Oxfordshire’s health authority is set to be the first in the UK to ban gluten-free food from NHS prescriptions to save £350,000 a year.
If it gets given the go-ahead, it will affect thousands of county residents who get food such as breads, pastas, pizza bases and crackers paid for by the NHS.
Children and adults with coeliac disease cannot eat gluten, a product which is found in wheat, barley and rye, and is also often in products such as mayonnaise, soup, and other processed goods.
The only treatment for the disease is a gluten-free diet for life.
There are believed to be more than 6,000 coeliac sufferers in the county and symptoms can range from mild to severe abdominal pain, to osteoporosis, and even bowel cancer.
Last night, the move was condemned by charity Coeliac UK, which said NHS Oxfordshire was the only trust to consider the “draconian” move.
Chief executive Sarah Sleet said: “The primary care trust has said it does not give food on prescription to other groups with food intolerances.
“Coeliac is not a food intolerance, it is an auto-immune disease. It’s very wrong of them.”
NHS Oxfordshire, which decides how health service money is spent locally, said in Oxfordshire it spends £350,000 each year on around 25,000 prescriptions for gluten-free foods for people with coeliac disease.
A spokesman added: “Twenty or thirty years ago, only a small range of gluten-free foods were available and these were relatively expensive.
“To enable people to manage their disease, GPs were able to provide gluten-free foods on prescription.
“However, in recent years, there have been considerable improvements in the types of foods available in shops and supermarkets.
“The NHS does not provide food on prescription for other groups of patients whose diseases are associated with, or affected by, the type of food they eat.
“For these reasons, we are considering whether or not the local NHS should continue to provide NHS prescriptions for gluten-free foods.”
Sarah Sheldon, from Jericho, Oxford, was diagnosed with coeliac disease three years ago.
A unit of gluten free food is classed as the equivalent of either 250g of pasta or 400g of bread.
The mum-of-three, in her 50s, said she is eligible for around 14 units of food on prescription each month.

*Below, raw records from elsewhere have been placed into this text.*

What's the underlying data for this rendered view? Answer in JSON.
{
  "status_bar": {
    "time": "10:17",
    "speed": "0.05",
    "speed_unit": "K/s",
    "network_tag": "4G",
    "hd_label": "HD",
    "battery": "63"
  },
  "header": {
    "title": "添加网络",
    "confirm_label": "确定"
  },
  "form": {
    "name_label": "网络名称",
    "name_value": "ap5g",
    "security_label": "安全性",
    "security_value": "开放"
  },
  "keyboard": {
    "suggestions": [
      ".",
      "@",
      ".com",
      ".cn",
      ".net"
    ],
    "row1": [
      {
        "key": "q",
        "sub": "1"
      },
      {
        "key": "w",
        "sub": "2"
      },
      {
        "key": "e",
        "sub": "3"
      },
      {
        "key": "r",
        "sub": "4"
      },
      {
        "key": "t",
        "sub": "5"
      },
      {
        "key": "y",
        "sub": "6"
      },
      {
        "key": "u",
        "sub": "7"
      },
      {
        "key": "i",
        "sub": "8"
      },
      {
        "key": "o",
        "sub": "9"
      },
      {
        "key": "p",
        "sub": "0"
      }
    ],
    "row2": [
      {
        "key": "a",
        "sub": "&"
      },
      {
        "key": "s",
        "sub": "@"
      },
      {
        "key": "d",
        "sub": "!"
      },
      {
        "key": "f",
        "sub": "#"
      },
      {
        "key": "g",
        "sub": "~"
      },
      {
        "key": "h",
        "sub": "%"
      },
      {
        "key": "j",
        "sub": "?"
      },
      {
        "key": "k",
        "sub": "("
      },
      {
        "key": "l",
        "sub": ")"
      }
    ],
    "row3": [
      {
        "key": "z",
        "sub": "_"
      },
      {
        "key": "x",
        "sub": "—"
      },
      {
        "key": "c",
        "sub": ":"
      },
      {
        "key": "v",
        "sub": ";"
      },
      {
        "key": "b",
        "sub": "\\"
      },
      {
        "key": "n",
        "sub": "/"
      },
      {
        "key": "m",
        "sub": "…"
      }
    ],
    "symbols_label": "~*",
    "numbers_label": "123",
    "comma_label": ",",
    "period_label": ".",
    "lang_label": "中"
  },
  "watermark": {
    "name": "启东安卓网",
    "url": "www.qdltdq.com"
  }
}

Mrs Sheldon said: “I am in two minds about this. People who are allergic to dairy do not get food on prescription.
“I do think there’s a case to maybe let people have the staple foods, such as bread.”
A public consultation has opened and will run until February 3.
l The questionnaire can be filled in at http://bit.ly/xUfNWB. Comments can also be emailed to firstname.lastname@example.org or posted to Communications and Engagement, NHS Buckinghamshire & Oxfordshire Cluster, Jubilee House, 5510 John Smith Drive, Oxford Business Park South, Oxford, OX4 2LH COELIAC DISEASE FACTFILE Coeliac disease is caused by a reaction to gluten.
It is a disorder of the small intestine that occurs genetically.
Symptoms may include severe diarrhoea, wind, bloating, constipation, fatigue, stomach cramp and mouth ulcers.
In young children, symptoms can occur after weaning on to cereals containing gluten. They include muscle wasting in arms and legs, bloated tummy, irritability and failure to gain/lose weight.
If you think you have coeliac disease, continue eating gluten and seek advice from your GP.